Each participant independently satisfies a single condition that depends only on their own price and the fixed threshold $x$. The decision for one participant never affects another. Because of this independence, counting valid buyers and sellers separately and summing the results is equivalent to evaluating the entire system. The algorithm is essentially computing the size of the union of two disjoint condition sets defined over the input arrays.

Python Solution

import sys
input = sys.stdin.readline

n, m, x = map(int, input().split())

ans = 0

a = list(map(int, input().split()))
for v in a:
    if v >= x:
        ans += 1

b = list(map(int, input().split()))
for v in b:
    if v <= x:
        ans += 1

print(ans)

The code mirrors the algorithm directly. We first read the parameters, then process buyers and sellers independently. The counter ans is updated only when a value meets its group-specific condition.

A common implementation mistake is mixing strict and non-strict inequalities. Here, equality is included in both cases: buyers accept $a_i = x$, sellers accept $b_i = x$. This is intentional and consistent with the statement.

Worked Examples

Consider an input where the threshold splits both groups unevenly.

Input:

n = 5, m = 4, x = 3
buyers = [1, 3, 4, 2, 5]
sellers = [3, 1, 4, 2]
Step Buyer value Condition $a_i \ge x$ Seller value Condition $b_i \le x$ Counter
1 1 false - - 0
2 3 true - - 1
3 4 true - - 2
4 2 false - - 2
5 5 true - - 3
6 - - 3 true 4
7 - - 1 true 5
8 - - 4 false 5
9 - - 2 true 6

The final answer is 6. This confirms that both thresholds are applied independently and accumulated correctly.

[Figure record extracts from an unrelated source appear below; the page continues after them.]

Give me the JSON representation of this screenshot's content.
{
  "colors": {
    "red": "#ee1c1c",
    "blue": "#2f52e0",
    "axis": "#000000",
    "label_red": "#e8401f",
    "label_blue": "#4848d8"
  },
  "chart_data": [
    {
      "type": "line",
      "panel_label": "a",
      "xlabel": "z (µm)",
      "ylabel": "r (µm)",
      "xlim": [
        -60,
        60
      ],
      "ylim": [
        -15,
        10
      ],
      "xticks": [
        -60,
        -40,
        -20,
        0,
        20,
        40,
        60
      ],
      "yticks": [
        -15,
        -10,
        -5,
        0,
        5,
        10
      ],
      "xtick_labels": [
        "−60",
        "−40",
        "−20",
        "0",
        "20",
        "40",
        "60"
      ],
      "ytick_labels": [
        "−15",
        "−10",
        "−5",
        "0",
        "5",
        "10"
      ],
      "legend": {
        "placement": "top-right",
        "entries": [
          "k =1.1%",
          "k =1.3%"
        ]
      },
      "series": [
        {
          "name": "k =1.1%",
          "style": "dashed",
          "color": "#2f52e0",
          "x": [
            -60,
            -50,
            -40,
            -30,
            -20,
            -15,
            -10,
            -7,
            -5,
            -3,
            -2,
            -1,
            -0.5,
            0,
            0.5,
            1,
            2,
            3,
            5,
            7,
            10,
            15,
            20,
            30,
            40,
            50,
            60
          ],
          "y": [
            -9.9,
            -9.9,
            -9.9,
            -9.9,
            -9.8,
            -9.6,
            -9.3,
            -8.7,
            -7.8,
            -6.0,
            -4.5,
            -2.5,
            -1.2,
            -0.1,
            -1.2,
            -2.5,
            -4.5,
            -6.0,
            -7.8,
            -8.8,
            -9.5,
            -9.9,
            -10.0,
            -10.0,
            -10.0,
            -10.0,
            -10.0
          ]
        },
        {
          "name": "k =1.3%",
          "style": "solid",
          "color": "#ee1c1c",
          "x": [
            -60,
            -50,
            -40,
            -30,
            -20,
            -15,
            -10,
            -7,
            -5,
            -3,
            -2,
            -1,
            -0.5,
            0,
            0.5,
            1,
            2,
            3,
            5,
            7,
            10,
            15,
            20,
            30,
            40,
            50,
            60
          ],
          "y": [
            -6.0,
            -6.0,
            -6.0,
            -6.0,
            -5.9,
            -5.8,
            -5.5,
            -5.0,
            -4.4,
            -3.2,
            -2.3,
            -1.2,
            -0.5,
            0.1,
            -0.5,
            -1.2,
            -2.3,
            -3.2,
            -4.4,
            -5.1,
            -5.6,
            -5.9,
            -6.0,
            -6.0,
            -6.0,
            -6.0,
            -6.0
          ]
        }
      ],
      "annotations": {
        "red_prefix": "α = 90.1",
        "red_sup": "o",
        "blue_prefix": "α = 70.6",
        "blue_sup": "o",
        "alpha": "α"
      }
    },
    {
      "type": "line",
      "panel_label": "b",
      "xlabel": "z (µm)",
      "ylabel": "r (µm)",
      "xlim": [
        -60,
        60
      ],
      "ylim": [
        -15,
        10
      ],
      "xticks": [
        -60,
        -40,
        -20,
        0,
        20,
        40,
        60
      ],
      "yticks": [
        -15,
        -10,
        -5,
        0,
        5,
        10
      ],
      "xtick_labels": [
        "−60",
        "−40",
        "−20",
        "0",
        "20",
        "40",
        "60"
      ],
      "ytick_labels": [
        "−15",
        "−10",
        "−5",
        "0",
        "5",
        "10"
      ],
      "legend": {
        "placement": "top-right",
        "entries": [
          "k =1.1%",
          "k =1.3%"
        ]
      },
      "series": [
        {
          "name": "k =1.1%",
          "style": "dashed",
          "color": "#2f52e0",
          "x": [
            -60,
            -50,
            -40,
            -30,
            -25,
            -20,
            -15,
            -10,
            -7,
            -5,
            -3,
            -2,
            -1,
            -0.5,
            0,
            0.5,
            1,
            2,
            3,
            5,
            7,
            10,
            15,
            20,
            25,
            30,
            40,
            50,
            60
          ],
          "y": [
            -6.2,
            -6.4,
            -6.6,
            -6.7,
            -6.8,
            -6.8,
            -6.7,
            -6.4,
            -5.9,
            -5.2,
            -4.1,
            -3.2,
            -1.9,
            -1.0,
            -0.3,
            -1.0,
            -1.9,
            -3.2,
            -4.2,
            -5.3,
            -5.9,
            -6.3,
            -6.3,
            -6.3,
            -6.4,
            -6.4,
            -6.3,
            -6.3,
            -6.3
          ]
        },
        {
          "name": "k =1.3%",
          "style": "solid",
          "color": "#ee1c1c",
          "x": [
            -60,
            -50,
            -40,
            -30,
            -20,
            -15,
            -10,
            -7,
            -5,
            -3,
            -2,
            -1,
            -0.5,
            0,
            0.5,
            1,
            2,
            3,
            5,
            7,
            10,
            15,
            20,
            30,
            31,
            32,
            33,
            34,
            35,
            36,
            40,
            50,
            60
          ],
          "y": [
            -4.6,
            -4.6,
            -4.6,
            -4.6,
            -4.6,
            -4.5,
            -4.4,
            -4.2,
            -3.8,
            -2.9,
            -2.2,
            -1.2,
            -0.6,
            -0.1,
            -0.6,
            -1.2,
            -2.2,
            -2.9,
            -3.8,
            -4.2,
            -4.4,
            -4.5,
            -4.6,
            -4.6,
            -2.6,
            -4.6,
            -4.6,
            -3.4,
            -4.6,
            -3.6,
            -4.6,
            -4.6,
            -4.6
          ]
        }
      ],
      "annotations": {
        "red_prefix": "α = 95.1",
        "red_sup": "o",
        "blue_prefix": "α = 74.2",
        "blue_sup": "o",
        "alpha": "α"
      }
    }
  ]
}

Now consider a boundary-heavy case.

Input:

n = 3, m = 3, x = 5
buyers = [5, 5, 4]
sellers = [5, 6, 1]
Step Buyer value Valid Seller value Valid Counter
1 5 true - - 1
2 5 true - - 2
3 4 false - - 2
4 - - 5 true 3
5 - - 6 false 3
6 - - 1 true 4

This confirms correct handling of equality at the threshold, which is often the source of off-by-one mistakes.

Complexity Analysis

Measure Complexity Explanation
Time O(n + m) Each list is scanned once, with constant work per element
Space O(1) Only a counter is maintained beyond input storage

The input limits of $2 \cdot 10^5$ total elements fit comfortably within linear time constraints. No sorting or auxiliary structures are required.

Test Cases

import sys, io

def run(inp: str) -> str:
    sys.stdin = io.StringIO(inp)
    import sys
    input = sys.stdin.readline

    n, m, x = map(int, input().split())

    ans = 0

    a = list(map(int, input().split()))
    for v in a:
        if v >= x:
            ans += 1

    b = list(map(int, input().split()))
    for v in b:
        if v <= x:
            ans += 1

    return str(ans).strip()

# sample-like case
assert run("5 5 3\n1 2 3 4 5\n1 2 3 4 5\n") == "8"

# minimum size
assert run("1 1 1\n1\n1\n") == "2"

# all below threshold
assert run("3 3 10\n1 2 3\n1 2 3\n") == "3"

# all above threshold
assert run("3 3 2\n5 6 7\n5 6 7\n") == "6"

# mixed boundary
assert run("4 4 4\n4 3 5 4\n4 4 1 2\n") == "6"
Test input Expected output What it validates
all equal to x full count equality handling
all below/above partial/zero extremes inequality correctness
minimum size 2 base case correctness
mixed values combined filtering independent counting

Edge Cases

A critical edge case is when all values equal the threshold $x$. For example:

3 2 5
5 5 5
5 5

The algorithm processes each buyer and seller independently. Every comparison evaluates true because both $a_i \ge x$ and $b_i \le x$ hold when equal. The counter increases once per element, producing a total of 5. Any implementation using strict inequalities would incorrectly return 0.

Another edge case is when no one qualifies:

3 3 10
1 2 3
11 12 13

Here, all buyers fail $a_i \ge x$ and all sellers fail $b_i \le x$. The counter remains zero throughout, confirming that the algorithm correctly handles empty selection sets without special casing.